The recommendation to limit ET intubation to 14 days has been transformed in many institutions into the clinical practice of avoiding consideration of tra­cheotomy until a requisite 14 days of intubation prompts the issue. This practice, as demonstrated by the present study, frequently delays the actual per­formance of tracheotomy beyond two to three weeks. These delays may result from surgical scheduling difficulties and by the clinicians recurrent unrealistic expectations that extubation will occur in “another few more days.” Recognition of the clinical features identified in this study may avoid subjecting patients with ARDS to an unnecessary gauntlet of 14 or more days of ET intubation if the need for long-term intubation and eventual tracheotomy is evident on day 7. Patients not fulfilling day 7 criteria for prolonged ventilation can be reevaluated daily in an effort to proceed to extubation and avoid tracheotomy. cialis soft tabs online

The majority of group 2 patients who required prolonged intubation died during their hospitalization for ARDS. The importance of recognizing the need for earlier tracheotomy persists, however, because the majority of these patients remained mentally alert and survived from 16 to 109 days after intubation.
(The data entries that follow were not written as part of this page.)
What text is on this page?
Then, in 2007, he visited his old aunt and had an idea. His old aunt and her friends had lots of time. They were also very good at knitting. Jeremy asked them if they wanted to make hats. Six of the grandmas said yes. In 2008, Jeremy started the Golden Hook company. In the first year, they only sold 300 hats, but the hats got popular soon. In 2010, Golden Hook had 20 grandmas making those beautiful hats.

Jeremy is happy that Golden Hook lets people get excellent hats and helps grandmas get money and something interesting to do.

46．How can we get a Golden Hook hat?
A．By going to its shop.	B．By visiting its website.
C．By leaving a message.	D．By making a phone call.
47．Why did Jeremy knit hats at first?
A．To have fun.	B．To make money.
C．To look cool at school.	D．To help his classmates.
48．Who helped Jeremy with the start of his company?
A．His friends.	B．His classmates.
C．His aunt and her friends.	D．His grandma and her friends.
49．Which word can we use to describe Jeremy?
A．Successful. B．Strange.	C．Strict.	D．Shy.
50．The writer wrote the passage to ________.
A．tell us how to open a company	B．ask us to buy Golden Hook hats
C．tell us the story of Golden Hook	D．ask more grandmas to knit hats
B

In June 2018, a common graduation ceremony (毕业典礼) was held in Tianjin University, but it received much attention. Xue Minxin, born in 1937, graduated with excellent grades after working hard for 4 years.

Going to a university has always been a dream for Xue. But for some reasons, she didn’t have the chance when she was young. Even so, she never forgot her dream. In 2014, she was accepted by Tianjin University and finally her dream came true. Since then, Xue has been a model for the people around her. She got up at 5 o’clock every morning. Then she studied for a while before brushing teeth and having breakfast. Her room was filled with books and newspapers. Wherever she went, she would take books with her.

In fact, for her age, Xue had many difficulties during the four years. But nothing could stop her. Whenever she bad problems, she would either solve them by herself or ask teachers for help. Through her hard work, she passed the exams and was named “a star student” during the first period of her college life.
Trache­otomy, however, was not implemented for 7 to 51 days after onset of respiratory failure. Since tracheotomy was eventually performed in an effort to improve patient comfort, facilitate communication and assist nursing care, these benefits would have contributed to well-being for a greater portion of these patients’ hospitalizations had the tracheotomy not been de­layed.

We limited the study to patients with ARDS because the clinical course, complications and outcome of patients with respiratory failure from diverse disorders such as ARDS, emphysema, neuromuscular disease and pneumonia differ sufficiently to affect clinical predictors of intubation duration. Consequently, how­ever, conclusions from the present study may not apply to patients undergoing mechanical ventilation who experience respiratory failure from etiologies other than ARDS. Additional studies investigating early clinical predictors of prolonged intubation in other conditions associated with respiratory failure are war­ranted.

In conclusion, previous studies indicate that most patients with ARDS should undergo initial intubation with ET tubes with the goal of achieving extubation within 14 days. The necessity of long-term intubation and likelihood of eventual tracheotomy, however, can be determined from clinical features apparent after seven days of ARDS, thereby allowing selection of patients for early tracheotomy. Although the specific clinical features that suggest prolonged intubation are interdependent to a degree, they serve to identify patients with severe ARDS who do not rapidly improve between the 7th and 14th days of respiratory failure. This approach avoids prolonging ET intubation in patients once eventual tracheotomy appears inevita­ble.